Lelaki yang sering disapa Pak Yarmen itu komat-kamit
menjelaskan perihal dunia ilmu jurnalistik. Redaktur Pelaksana koran harian Serambi
Indonesia itu menjelaskan dengan runut dari tiap materinya. Saya yang
berkesempatan mengikuti pelatihan tersebut mendengar materi hingga usai workshop sorenya. Beberapa ilmu terkait
jurnalistik saya lamat dengan baik. Penjelasan Pak Yarmen yang lugas dan jelas
itu memudahkan saya memahami dasar-dasar jurnalistik. Salah satunya adalah
terkait pemilihan kata dalam tulisan rilis berita.
“Banyak sekali kesalahpahaman kata-kata di tengah masyarakat
kita dan parahnya berlangsung turun temurun,” sebutnya. “Nampaknya masyarakat
kita seolah membiasakan yang biasa, padahal salah,” ujarnya lagi.
Pak Yarmen lalu menyebut penggunaan kata ‘sarana dan prasarana’.

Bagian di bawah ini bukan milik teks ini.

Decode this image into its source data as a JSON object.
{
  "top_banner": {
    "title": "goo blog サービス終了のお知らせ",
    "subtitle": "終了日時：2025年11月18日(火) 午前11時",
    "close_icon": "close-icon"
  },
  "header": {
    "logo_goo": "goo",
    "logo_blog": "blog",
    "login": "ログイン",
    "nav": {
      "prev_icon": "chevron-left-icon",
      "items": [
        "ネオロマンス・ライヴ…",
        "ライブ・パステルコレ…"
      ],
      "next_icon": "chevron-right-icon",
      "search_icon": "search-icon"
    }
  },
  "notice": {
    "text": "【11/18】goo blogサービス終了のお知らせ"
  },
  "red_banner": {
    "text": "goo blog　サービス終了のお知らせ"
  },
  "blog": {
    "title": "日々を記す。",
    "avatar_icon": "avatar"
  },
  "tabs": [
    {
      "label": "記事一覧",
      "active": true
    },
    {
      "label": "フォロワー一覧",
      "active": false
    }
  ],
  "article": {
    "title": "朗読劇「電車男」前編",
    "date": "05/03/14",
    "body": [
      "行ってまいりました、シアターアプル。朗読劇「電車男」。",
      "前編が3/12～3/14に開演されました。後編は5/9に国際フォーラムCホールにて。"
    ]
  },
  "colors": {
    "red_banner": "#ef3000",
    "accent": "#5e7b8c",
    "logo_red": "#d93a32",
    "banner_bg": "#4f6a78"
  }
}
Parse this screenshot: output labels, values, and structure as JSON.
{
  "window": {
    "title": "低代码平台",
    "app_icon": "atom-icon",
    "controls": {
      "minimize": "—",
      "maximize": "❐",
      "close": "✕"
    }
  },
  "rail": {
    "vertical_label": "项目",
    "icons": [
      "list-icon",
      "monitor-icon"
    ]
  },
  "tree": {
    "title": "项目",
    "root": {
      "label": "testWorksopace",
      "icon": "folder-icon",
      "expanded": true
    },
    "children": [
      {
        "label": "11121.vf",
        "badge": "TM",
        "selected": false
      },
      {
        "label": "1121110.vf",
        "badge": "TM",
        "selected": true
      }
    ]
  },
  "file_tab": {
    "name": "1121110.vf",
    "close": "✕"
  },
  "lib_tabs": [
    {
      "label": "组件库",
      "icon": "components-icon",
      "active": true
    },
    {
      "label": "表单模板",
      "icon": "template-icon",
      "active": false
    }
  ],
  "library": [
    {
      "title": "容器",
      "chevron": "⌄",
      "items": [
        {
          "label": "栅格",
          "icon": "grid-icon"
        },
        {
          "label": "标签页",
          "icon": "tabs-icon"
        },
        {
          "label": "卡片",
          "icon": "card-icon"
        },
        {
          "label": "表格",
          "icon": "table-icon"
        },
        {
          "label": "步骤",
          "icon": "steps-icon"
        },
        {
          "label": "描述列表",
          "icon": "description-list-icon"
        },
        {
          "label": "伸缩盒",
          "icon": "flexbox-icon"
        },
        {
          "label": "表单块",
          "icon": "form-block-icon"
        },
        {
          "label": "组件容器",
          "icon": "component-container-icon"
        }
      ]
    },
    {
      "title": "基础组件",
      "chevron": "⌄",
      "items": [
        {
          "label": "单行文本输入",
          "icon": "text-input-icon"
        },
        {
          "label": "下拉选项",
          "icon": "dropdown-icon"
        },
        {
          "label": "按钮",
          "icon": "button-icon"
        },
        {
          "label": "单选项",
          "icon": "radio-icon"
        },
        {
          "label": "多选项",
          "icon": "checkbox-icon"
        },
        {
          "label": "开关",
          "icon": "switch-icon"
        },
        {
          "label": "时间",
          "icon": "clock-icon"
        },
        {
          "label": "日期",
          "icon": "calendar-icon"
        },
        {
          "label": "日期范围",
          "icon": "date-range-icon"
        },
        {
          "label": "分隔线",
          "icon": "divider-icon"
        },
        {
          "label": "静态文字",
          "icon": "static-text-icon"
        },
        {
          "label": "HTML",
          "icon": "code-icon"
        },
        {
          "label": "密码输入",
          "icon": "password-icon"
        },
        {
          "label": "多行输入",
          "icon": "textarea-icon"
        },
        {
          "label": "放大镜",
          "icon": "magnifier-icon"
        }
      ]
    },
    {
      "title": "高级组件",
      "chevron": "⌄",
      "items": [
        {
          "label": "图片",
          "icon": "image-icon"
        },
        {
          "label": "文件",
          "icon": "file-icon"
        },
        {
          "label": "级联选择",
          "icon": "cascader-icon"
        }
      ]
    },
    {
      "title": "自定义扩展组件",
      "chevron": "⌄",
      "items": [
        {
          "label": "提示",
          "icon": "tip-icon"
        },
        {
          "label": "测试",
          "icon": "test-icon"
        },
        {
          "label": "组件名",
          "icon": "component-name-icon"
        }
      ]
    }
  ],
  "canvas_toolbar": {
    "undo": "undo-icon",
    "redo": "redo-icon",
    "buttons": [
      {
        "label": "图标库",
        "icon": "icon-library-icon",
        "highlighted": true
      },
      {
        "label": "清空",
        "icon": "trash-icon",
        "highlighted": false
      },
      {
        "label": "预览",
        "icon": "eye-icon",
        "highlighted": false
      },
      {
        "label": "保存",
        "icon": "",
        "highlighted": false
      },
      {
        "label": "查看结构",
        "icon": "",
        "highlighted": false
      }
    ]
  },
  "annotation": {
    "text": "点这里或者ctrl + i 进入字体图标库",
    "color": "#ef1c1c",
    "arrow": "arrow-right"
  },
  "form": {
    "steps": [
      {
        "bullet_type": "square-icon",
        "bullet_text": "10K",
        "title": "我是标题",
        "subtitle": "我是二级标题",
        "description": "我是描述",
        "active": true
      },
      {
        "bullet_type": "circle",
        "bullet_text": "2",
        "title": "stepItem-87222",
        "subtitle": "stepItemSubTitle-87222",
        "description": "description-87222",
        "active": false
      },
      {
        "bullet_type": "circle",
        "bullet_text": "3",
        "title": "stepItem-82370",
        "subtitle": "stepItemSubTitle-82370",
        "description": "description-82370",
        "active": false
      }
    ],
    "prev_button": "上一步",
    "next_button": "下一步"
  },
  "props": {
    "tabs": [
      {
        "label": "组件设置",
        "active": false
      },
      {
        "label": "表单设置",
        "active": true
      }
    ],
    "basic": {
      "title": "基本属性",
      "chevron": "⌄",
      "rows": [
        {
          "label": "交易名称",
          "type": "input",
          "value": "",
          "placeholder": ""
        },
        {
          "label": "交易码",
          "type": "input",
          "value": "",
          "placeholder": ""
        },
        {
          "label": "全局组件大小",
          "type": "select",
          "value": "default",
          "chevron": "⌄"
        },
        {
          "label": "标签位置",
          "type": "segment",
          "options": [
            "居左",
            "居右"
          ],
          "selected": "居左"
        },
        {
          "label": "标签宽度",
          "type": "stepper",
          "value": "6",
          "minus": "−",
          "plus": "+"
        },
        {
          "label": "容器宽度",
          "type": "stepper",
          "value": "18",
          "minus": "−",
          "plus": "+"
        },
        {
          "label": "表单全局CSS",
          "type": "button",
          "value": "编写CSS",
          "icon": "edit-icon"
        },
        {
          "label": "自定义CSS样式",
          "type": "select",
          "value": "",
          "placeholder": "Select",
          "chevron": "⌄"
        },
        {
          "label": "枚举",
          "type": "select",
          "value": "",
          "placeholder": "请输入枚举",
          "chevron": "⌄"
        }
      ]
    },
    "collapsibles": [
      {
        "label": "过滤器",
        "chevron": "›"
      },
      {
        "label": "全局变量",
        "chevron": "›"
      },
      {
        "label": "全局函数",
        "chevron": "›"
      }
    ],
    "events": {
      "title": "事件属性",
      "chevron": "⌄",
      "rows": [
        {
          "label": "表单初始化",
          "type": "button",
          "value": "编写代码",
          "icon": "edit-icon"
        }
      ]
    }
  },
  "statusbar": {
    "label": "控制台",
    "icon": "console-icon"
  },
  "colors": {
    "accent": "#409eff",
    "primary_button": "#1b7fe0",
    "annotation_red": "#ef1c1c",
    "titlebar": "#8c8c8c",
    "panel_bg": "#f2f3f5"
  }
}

Dua kata ini digabungkan menjadi satu padanan makna baru. Saya coba memaknai
pada gabungan kata lainnya. Seperti halnya penyebutan gabungan kata terima
kasih, lalu lintas, tanggung jawab, dan ragam gabungan kata lainnya. Hanya
saja, yang membedakan pada gabungan kata ‘sarana dan prasarana’ terdapat kata
penghubung ‘dan’. Pun demikian, gabungan kata ini oleh masyarakat Indonesia
telah mengganggap hal yang biasa. Sepintas, saya jadi teringat bahwa sejak mulai
bisa membaca, gabungan kata ‘sarana dan prasarana’ sering saya dengar dan baca
dalam perbincangan atau buku bacaan hingga produk hukum yang menjurus kepada
penulisan bagian di sebuah kantor pemerintahan.
Saya pun teringat, bersamaan dengan hal itu, dalam sebuah
perjalanan liputan bakti sosial, seseorang yang satu mobil dengan saya berujar
bahwa bapak fulan bekerja pada bagian Sarpras. Akronim tersebut dimaksudkan
pada pemendekan bacaan untuk gabungan kata ‘sarana dan prasarana’. Saya hanya
mangun-mangun saja waktu itu. Tidak ada yang aneh, karena gabungan kata ‘sarana
dan prasarana’ sudah lazim terdengar dan ditulis. Pun demikian, jabaran dari Pak
Yarmen, sempat membuat saya berpikir ulang, apa macam tiba-tiba kata yang sebenarnya
adalah ‘prasarana dan sarana’?
Pria yang memiliki kulit putih tersebut seperti tak pernah
berhenti menjelaskan pada bagian itu. Dia menjelaskan perumpamaan pemakaian
kata ‘prasarana dan sarana’. Jika kita ingin membangun sebuah sekolah,
sementara di samping sekolah tersebut ada sungai atau irigasi. Tentu, yang
harus di bangun dulu adalah jembatan ke sekolah tersebut. Jembatan dimaksudkan
sebagai pewujudan kata ‘prasarana’ dan sekolah sebagai pewujudan dari kata ‘sarana’.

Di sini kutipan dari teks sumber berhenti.